Belgian police entered the venue around mid-day with a warrant to close the conference down, following pressure from activists and politicians, including anti-fascist organisations and the commune mayor. 

“I have issued an order [to] ban the conference in the interests of public safety,” the mayor of commune Saint-Josse-Ten-Noode, the neighbourhood of Brussels where the conference is taking place, posted on X, adding: “The far right is not welcome”.

Key speakers at the National Conservatism Conference 2024, to take place on Tuesday and Wednesday (16-17 April), included Hungarian Prime Minister Viktor Orbán, French presidential candidate and extreme-right leader Eric Zemmour (Reconquete) and former Polish Prime Minister Mateusz Morawiecki (PiS).

The police initially entered the hall to vacate the event, according to Euractiv reporters present at the venue, but they eventually stayed outside on the pavement – with speeches still ongoing inside.

A policeman, seen to speak with the organisers, confirmed he had a closure order, assuring he would proceed to close down the event.

One of the conference’s most anticipated speakers, former MEP and Brexit leader Nigel Farage, was on stage when the police raided the hall.

“I understand the police are very, very keen to close this down, if they’re going to close it down, they can close it down with me on stage, can’t they? Whether it happens or not, I don’t know, but I’ve been told there is time for questions,” Farage said, after returning to the stage to extend his address.

In a post on X, Orbán blamed the Belgium police, saying: “I guess they couldn’t take free speech any longer”.

Rumours and nervousness quickly swirled in the events hall, as police stormed the entrance.

“We are taking all necessary operational measures to prevent a public disturbance,” police spokeswoman Audrey Dereymaeker told AFP. 

The organisers announced: “Brussels police had an order to close down the event because we were creating a public disturbance, however, they only sent three police officers, so when they came in and cameras turned on them they got scared and went back outside.”

“You can stay inside but if you walk out they will not let you in, if by some chance there is a decision to apply greater force to shut it down, I can assure you we will continue tomorrow morning from another venue,” the representative continued. 

While the event continued running inside, the police prepared a security perimeter outside the venue to plan for a safe exit for attendees.

The event already had challenges securing a location. The first venue Concert Noble cancelled the event after pressure from activists and local politicians. 

The second location, the Hotel Sofitel where many EU leaders are staying ahead of a summit starting on Wednesday, also rescinded the contract after realising the scale of the event and the attendees scheduled, following complaints from guests and local politicians. 

“The hotel, which signed the contract on Friday, has examined the nature of the event and who the invitees are,” Etterbeek mayor Vincent De Wolf said. “A gathering of that size is not without consequences in case of disturbances.” 

Still, the organisation found a third venue, Claridge.

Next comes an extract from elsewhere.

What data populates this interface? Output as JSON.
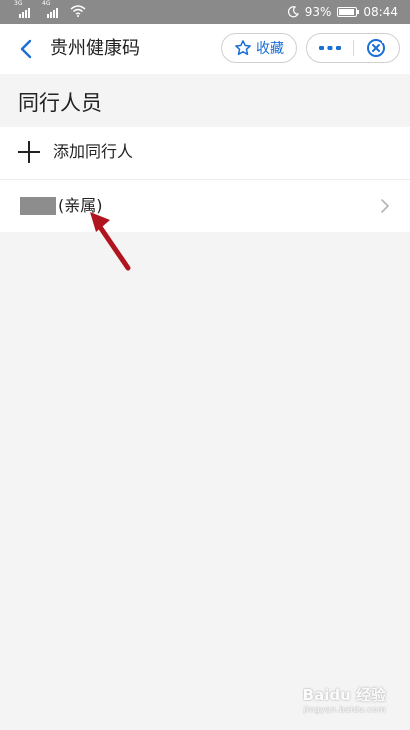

“What has happened in these last few days represents nothing less than a crisis for free speech and political expression for all of Europe,” said Frank Furedi, the director of Mathias Corvinus Collegium, Orbán’s think tank in Brussels, one of the sponsors of the event.

“It is an absolute tragedy that cancel culture has been welcomed into Brussels: the very heart of the European Union.”

He added, “Everyone, regardless of political affiliation, should be concerned about what is happening here.”  

Paul Coleman, Executive Director of Alliance Defending Freedom, a conservative legal boutique, told Euractiv the police order had now been contested in court.

“If the court doesn’t interfere, then the police will probably be here blocking people from entering tomorrow, which I’ve never seen anything like it in my life.”

Coleman was also set to participate in one of the panels on “top-down political attacks on faith and family.”

It is unclear whether the event will be relocated for a fourth time to continue tomorrow as planned.